Why do humans feel compelled to say that when it’s clearly not true?
A strange sort of clanging sound draws my attention to Gordon and Rufus where they’re chained with massive metal collars, the chains bolted into the ground.
“Can’t they free themselves?” I tilt my head. “Earth dragons, right?”
They wouldn’t dare to defy me, Hyperion says. The chains are to remind them that I’ve ordered them to wait here, guarding the tiny humans until you’re brought to this place.
“What if I’d died?” I ask. “Would they have simply starved up there?”
Hyperion shrugs. You’re alive.
He’s right about that, I suppose.
We were feeding them, Rufus says. Prince Axel made sure of it.
Yes, the weak Prince of the Earth was willing to defy me to defend your tiny whelps, Hyperion says. That gave me hope that he thought you might be alive.
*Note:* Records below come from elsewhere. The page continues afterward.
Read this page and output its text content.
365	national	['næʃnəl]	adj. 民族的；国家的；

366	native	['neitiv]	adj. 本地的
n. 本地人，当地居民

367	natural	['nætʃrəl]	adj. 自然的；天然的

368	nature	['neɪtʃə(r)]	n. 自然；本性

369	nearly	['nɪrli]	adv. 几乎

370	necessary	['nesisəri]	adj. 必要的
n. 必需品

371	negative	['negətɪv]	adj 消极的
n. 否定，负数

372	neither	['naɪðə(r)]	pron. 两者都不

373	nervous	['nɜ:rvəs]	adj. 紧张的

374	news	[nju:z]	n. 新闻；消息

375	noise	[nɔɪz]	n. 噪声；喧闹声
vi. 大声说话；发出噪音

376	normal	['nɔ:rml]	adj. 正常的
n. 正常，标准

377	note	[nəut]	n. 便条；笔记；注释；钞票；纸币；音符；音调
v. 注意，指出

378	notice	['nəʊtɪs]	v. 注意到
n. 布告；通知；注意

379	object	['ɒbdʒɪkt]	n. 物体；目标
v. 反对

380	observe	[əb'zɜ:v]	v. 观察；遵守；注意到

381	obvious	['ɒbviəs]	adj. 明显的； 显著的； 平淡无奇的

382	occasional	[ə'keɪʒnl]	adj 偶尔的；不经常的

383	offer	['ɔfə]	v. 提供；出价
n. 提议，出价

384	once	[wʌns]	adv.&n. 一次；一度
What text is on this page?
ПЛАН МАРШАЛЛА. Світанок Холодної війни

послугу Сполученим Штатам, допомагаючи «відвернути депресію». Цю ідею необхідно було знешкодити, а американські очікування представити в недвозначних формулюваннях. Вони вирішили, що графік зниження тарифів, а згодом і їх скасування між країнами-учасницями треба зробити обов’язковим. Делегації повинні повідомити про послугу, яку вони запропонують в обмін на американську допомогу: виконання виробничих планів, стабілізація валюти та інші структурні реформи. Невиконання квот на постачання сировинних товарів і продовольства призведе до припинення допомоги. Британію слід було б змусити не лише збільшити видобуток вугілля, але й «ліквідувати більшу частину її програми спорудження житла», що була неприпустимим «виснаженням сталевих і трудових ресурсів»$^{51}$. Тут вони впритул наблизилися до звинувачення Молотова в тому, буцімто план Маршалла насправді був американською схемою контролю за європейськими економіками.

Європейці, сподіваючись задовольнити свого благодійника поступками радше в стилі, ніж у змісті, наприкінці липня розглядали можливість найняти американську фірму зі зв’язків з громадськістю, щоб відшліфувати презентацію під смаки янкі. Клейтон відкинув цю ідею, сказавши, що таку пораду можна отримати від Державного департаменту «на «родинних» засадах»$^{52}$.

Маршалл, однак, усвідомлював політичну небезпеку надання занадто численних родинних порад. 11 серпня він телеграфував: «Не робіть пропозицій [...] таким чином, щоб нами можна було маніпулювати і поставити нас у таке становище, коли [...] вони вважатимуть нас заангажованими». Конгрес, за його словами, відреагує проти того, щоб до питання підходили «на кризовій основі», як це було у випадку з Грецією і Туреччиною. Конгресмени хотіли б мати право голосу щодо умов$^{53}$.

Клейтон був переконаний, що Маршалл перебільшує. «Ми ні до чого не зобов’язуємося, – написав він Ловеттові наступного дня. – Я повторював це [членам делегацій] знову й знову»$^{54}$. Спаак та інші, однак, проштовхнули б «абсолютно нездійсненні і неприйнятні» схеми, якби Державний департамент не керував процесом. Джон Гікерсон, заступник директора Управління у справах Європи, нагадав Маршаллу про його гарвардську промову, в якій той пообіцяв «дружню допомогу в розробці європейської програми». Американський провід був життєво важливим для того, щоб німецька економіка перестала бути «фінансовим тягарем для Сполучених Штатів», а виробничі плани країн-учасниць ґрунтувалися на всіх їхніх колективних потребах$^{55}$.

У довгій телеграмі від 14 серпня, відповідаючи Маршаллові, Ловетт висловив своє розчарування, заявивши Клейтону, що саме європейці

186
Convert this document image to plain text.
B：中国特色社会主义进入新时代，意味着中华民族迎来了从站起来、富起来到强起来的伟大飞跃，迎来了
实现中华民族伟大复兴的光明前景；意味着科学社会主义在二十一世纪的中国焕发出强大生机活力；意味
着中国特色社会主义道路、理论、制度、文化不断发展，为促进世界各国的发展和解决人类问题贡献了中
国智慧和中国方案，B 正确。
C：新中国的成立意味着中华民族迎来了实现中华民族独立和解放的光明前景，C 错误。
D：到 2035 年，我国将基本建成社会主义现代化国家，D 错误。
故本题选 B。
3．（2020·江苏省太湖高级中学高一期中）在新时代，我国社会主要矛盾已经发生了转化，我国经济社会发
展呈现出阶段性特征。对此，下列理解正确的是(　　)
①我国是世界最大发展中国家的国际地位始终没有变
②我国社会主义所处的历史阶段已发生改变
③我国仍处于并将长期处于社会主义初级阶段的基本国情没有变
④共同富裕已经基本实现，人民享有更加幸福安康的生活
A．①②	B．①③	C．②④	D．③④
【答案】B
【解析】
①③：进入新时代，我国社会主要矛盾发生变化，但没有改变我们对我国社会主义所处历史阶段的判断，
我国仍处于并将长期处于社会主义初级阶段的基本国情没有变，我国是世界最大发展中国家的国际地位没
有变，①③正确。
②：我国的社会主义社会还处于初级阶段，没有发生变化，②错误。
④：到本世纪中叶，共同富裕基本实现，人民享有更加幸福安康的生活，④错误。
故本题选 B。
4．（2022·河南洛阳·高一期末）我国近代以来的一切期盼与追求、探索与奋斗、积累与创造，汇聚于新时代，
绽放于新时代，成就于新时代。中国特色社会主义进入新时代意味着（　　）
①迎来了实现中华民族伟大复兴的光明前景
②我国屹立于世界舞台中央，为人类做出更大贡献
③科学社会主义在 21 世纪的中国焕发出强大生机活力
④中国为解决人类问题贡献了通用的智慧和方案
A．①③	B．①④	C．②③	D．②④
Hyperion’s smile is terrifying. But now, it’s time for you to pay for their release.
“If I walk into the lava voluntarily, you’ll release them?”
Hardly, he says. If your sacrifice fails to free the heart, we’ll try them next. But if your death retrieves it, they’re free to go.
I unsheathe my swords and lunge for him then, unwilling to simply walk like a lamb to the slaughter, especially when he’s not even willing to release my siblings for it.
He’s unprepared for me to attack, apparently, because one of my blades strikes him right in his massive chest. . .and slides right in. A massive shiver runs through him, and then he bats me away with a paw the size of a semi-truck.